Wave-Convection Interactions Amplify Convective Parameterization Biases in the South Pacific Convergence Zone

Climate models have long struggled to realistically simulate the South Pacific Convergence Zone (SPCZ) and its variability. For example, the default Zhang-McFarlane (ZM) convection in the Community Atmosphere Model version 5 (CAM5) produces too much light precipitation and too little heavy precipitation in the SPCZ, with this bias even more pronounced in the SPCZ region than in the broader tropics. In this presentation, we show that implementing a recently developed convection scheme in the CAM5 yields significant improvements in the simulated SPCZ during austral summer and describe the main reasons behind these improvements. In addition to intensifying both mean rainfall and its variability in the SPCZ, the new scheme produces a larger heavy rainfall fraction that is more consistent with observations and a state-of-the-art reanalysis. This shift toward heavier, more variable rainfall amounts is linked to increases in both the magnitude and altitude of diabatic heating associated with convective precipitation, thereby intensifying lower tropospheric convergence along the SPCZ axis and increasing the extent to which convection influences the upper-level circulation. Increased diabatic production of potential vorticity in the upper troposphere increases the distortion effect exerted by convection on transient Rossby waves passing through the SPCZ region.

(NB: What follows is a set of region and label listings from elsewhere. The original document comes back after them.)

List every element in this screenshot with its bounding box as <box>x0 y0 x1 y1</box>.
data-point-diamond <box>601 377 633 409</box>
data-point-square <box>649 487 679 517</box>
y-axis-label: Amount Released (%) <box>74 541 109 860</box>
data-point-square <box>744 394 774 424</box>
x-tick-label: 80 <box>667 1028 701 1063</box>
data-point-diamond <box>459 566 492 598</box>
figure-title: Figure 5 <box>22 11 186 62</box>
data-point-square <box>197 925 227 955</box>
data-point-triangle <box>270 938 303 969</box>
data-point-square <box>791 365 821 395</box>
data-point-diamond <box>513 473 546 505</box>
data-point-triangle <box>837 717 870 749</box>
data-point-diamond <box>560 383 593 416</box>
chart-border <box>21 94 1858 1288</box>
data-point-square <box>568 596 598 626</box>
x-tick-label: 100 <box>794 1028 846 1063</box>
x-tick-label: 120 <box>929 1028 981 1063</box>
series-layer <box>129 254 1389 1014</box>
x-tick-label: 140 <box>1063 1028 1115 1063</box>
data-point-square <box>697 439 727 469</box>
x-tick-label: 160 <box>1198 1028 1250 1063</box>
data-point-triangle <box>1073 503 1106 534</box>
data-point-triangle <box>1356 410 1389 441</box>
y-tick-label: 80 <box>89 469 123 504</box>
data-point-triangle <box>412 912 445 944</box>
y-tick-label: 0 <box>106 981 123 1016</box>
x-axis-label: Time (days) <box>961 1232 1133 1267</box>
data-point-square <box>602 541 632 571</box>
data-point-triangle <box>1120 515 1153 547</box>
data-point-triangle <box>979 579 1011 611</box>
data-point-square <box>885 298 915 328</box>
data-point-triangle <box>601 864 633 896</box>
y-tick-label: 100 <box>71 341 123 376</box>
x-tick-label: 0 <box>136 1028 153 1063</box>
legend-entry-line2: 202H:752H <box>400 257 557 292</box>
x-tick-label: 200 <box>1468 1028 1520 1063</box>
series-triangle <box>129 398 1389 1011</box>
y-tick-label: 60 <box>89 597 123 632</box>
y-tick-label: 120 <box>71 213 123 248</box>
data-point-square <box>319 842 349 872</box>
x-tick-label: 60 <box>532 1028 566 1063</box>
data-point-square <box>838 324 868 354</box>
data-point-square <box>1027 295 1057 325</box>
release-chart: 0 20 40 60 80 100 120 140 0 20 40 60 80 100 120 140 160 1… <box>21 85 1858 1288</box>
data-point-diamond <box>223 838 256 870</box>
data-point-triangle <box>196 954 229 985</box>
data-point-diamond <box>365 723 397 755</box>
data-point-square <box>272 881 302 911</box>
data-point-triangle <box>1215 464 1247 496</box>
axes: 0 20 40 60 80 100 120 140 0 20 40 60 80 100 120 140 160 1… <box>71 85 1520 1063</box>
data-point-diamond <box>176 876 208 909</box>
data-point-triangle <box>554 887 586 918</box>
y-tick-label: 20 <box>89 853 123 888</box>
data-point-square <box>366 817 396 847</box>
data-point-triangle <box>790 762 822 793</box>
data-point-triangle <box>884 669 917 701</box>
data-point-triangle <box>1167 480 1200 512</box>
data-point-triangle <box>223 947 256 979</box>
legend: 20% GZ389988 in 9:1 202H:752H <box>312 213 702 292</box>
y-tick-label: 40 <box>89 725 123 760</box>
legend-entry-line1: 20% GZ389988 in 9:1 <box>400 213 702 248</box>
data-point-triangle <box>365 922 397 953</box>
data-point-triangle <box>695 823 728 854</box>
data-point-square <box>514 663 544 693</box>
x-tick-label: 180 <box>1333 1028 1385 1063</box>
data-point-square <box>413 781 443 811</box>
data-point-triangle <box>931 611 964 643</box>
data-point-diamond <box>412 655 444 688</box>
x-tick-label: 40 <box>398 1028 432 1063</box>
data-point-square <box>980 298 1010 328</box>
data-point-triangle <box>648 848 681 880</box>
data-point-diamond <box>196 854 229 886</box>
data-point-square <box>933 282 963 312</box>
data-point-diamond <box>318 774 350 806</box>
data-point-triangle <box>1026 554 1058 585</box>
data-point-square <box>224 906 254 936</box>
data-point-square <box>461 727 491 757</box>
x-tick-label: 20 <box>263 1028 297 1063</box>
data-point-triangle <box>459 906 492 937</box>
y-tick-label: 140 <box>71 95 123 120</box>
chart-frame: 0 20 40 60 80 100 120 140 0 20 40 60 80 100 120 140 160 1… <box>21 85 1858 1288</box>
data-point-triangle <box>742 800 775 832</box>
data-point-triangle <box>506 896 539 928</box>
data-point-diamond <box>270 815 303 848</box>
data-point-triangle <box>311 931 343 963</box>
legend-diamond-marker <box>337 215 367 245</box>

The much weaker distortion effects in simulations using the ZM scheme mean that waves are more likely to propagate continuously through the region rather than dissipate locally, thereby reducing updrafts and weakening convection within the SPCZ. Our results outline a dynamical framework for evaluating model representations of tropical-extratropical interactions within the SPCZ region and clarify why convective parameterizations that produce a more realistic top-heavy profile of deep convective heating are beneficial to representing the SPCZ and its variability.